Com gesto de mão, ela me tirou da poltrona onde eu estava assentado e me chamou para junto da janela da frente da casa. Os ramos e a folhagem de uma trepadeira cobriam o espaço aberto da janela, fazendo dela um lugar ideal para quem quer observar sem ser visto. E ela apontou para três modestas casas, do outro lado da rua.
“São as casas das viúvas”, explicou ela. Não fazia muito tempo, a morte passara por lá, levando os três maridos. Agora elas estavam sós, as três velhinhas, nas casas vazias. Os vizinhos se compadeciam, e imaginavam que elas deviam se sentir como aquelas mulheres sicilianas que, mortos os maridos, se cobrem com sinistras roupas negras, pelos restos dos seus dias, para que todo o mundo saiba que a sua vida acabou. Se continuavam a viver era porque a religião não lhes permitia pôr fim à própria vida. Mas bem gostariam que a morte chegasse logo …

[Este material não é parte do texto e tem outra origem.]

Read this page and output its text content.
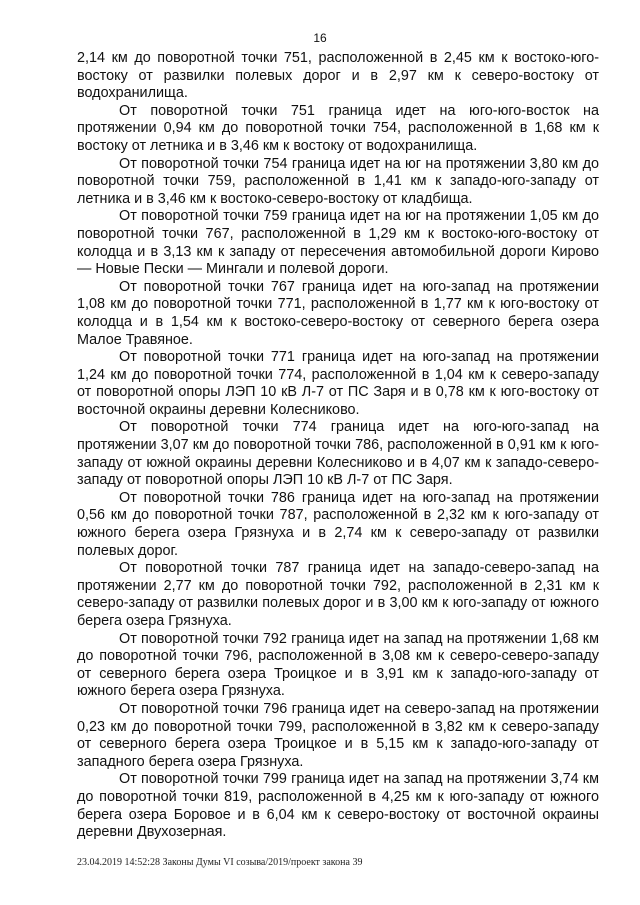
16

2,14 км до поворотной точки 751, расположенной в 2,45 км к востоко-юго-востоку от развилки полевых дорог и в 2,97 км к северо-востоку от водохранилища.

От поворотной точки 751 граница идет на юго-юго-восток на протяжении 0,94 км до поворотной точки 754, расположенной в 1,68 км к востоку от летника и в 3,46 км к востоку от водохранилища.

От поворотной точки 754 граница идет на юг на протяжении 3,80 км до поворотной точки 759, расположенной в 1,41 км к западо-юго-западу от летника и в 3,46 км к востоко-северо-востоку от кладбища.

От поворотной точки 759 граница идет на юг на протяжении 1,05 км до поворотной точки 767, расположенной в 1,29 км к востоко-юго-востоку от колодца и в 3,13 км к западу от пересечения автомобильной дороги Кирово — Новые Пески — Мингали и полевой дороги.

От поворотной точки 767 граница идет на юго-запад на протяжении 1,08 км до поворотной точки 771, расположенной в 1,77 км к юго-востоку от колодца и в 1,54 км к востоко-северо-востоку от северного берега озера Малое Травяное.

От поворотной точки 771 граница идет на юго-запад на протяжении 1,24 км до поворотной точки 774, расположенной в 1,04 км к северо-западу от поворотной опоры ЛЭП 10 кВ Л-7 от ПС Заря и в 0,78 км к юго-востоку от восточной окраины деревни Колесниково.

От поворотной точки 774 граница идет на юго-юго-запад на протяжении 3,07 км до поворотной точки 786, расположенной в 0,91 км к юго-западу от южной окраины деревни Колесниково и в 4,07 км к западо-северо-западу от поворотной опоры ЛЭП 10 кВ Л-7 от ПС Заря.

От поворотной точки 786 граница идет на юго-запад на протяжении 0,56 км до поворотной точки 787, расположенной в 2,32 км к юго-западу от южного берега озера Грязнуха и в 2,74 км к северо-западу от развилки полевых дорог.

От поворотной точки 787 граница идет на западо-северо-запад на протяжении 2,77 км до поворотной точки 792, расположенной в 2,31 км к северо-западу от развилки полевых дорог и в 3,00 км к юго-западу от южного берега озера Грязнуха.

От поворотной точки 792 граница идет на запад на протяжении 1,68 км до поворотной точки 796, расположенной в 3,08 км к северо-северо-западу от северного берега озера Троицкое и в 3,91 км к западо-юго-западу от южного берега озера Грязнуха.

От поворотной точки 796 граница идет на северо-запад на протяжении 0,23 км до поворотной точки 799, расположенной в 3,82 км к северо-западу от северного берега озера Троицкое и в 5,15 км к западо-юго-западу от западного берега озера Грязнуха.

От поворотной точки 799 граница идет на запад на протяжении 3,74 км до поворотной точки 819, расположенной в 4,25 км к юго-западу от южного берега озера Боровое и в 6,04 км к северо-востоку от восточной окраины деревни Двухозерная.

23.04.2019 14:52:28 Законы Думы VI созыва/2019/проект закона 39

Eu ficava aqui na janela, olhando para as casas fechadas, imaginando aquelas pobres criaturas lá dentro, sozinhas, tendo apenas a tristeza e a saudade como companhia…. Foi então que comecei a notar sinais de que coisas estranhas estavam acontecendo naquelas três casas e naquelas três velhinhas. Aconteceu depois de passado aquele período em que, por medo do morto, todo o mundo se sente na obrigação de fazer cara de tristeza e de só falar nos últimos momentos do falecido. Aconteceu depois que a vida foi voltando ao seu normal e a conversa ficou leve de novo … De repente – até parece que foi coisa de magia, pois aconteceu ao mesmo tempo -, as três velhinhas, que todo o mundo imaginava mortas, começaram a florescer. E ficaram bonitas como nunca tinham sido quando os seus maridos eram vivos!

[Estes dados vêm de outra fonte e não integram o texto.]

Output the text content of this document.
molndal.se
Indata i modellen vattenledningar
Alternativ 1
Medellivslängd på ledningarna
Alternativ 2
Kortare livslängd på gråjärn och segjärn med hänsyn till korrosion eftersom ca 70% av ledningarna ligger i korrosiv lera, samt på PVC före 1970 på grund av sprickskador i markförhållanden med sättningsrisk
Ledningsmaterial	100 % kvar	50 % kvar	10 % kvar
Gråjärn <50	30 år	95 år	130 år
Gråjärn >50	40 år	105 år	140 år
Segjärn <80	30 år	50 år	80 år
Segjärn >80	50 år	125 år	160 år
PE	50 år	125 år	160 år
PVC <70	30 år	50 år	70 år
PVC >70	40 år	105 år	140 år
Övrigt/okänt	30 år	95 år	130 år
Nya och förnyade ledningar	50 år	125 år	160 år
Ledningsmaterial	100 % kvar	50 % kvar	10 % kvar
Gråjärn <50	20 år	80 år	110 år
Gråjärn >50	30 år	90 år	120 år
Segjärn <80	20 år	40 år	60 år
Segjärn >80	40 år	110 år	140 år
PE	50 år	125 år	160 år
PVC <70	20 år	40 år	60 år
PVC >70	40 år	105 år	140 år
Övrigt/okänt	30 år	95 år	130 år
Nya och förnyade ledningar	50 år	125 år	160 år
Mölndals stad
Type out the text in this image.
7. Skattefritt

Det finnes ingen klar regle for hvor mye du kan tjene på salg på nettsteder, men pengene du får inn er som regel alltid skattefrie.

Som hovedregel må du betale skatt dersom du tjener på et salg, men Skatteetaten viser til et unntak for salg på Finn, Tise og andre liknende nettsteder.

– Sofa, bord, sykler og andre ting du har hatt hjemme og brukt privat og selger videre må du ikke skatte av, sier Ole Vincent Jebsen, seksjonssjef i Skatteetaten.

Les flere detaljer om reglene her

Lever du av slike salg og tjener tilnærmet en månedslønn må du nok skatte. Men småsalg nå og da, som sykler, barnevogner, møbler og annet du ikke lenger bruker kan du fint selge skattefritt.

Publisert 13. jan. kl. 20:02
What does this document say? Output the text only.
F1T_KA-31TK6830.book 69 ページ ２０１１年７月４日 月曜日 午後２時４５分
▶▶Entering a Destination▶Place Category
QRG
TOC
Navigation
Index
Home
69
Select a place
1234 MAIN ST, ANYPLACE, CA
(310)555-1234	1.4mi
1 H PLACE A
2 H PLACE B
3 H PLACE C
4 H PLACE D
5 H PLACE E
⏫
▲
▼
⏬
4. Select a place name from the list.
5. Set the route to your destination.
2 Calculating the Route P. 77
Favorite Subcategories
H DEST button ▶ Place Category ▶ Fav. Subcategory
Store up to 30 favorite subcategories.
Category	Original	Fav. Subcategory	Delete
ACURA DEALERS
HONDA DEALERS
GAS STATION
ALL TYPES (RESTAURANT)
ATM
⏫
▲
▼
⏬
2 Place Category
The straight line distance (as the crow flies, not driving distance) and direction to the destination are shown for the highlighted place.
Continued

Uma delas que só usava birote, cortou e pintou o cabelo e até mesmo começou a usar um batonzinho. Com certeza voltou a conversar com um velho namorado, esquecido, abandonado, pendurado, calado – o espelho, que, com a morte do marido, reaprendeu a falar: “Não é mais preciso que você seja feia”. Ele já se foi. Você está livre para voltar a ser bonita como sempre foi” …
A segunda sempre varria a calçada de chinelo, meia soquete e roupão. Começou a aparecer na rua com uns vestidos de cores vivas que nunca usara antes. De onde os tinha tirado? De algum baú onde teriam permanecido trancados com bolas de naftalina, à espera do grande dia? Ou teriam existido só no baú dos sonhos proibidos, que a presença do marido não deixava realizar, e que agora voavam livres como borboletas que se libertam dos seus casulos?
A terceira de voz grave e sem sorrisos, falava por monossílabos, e poucos eram os que se lembravam de ter visto um sorriso na sua boca. Pois, para surpresa de toda a vizinhança, ela começou a cantar … Cantou velhas canções de amor – de outros tempos em que ela se sentia como namorada …
A ressurreição das velhinhas me fez sorrir de alegria. Mas logo me dei conta do trágico da vida humana: foi preciso que a morte fizesse oi seu trabalho para que a vida brotasse de novo.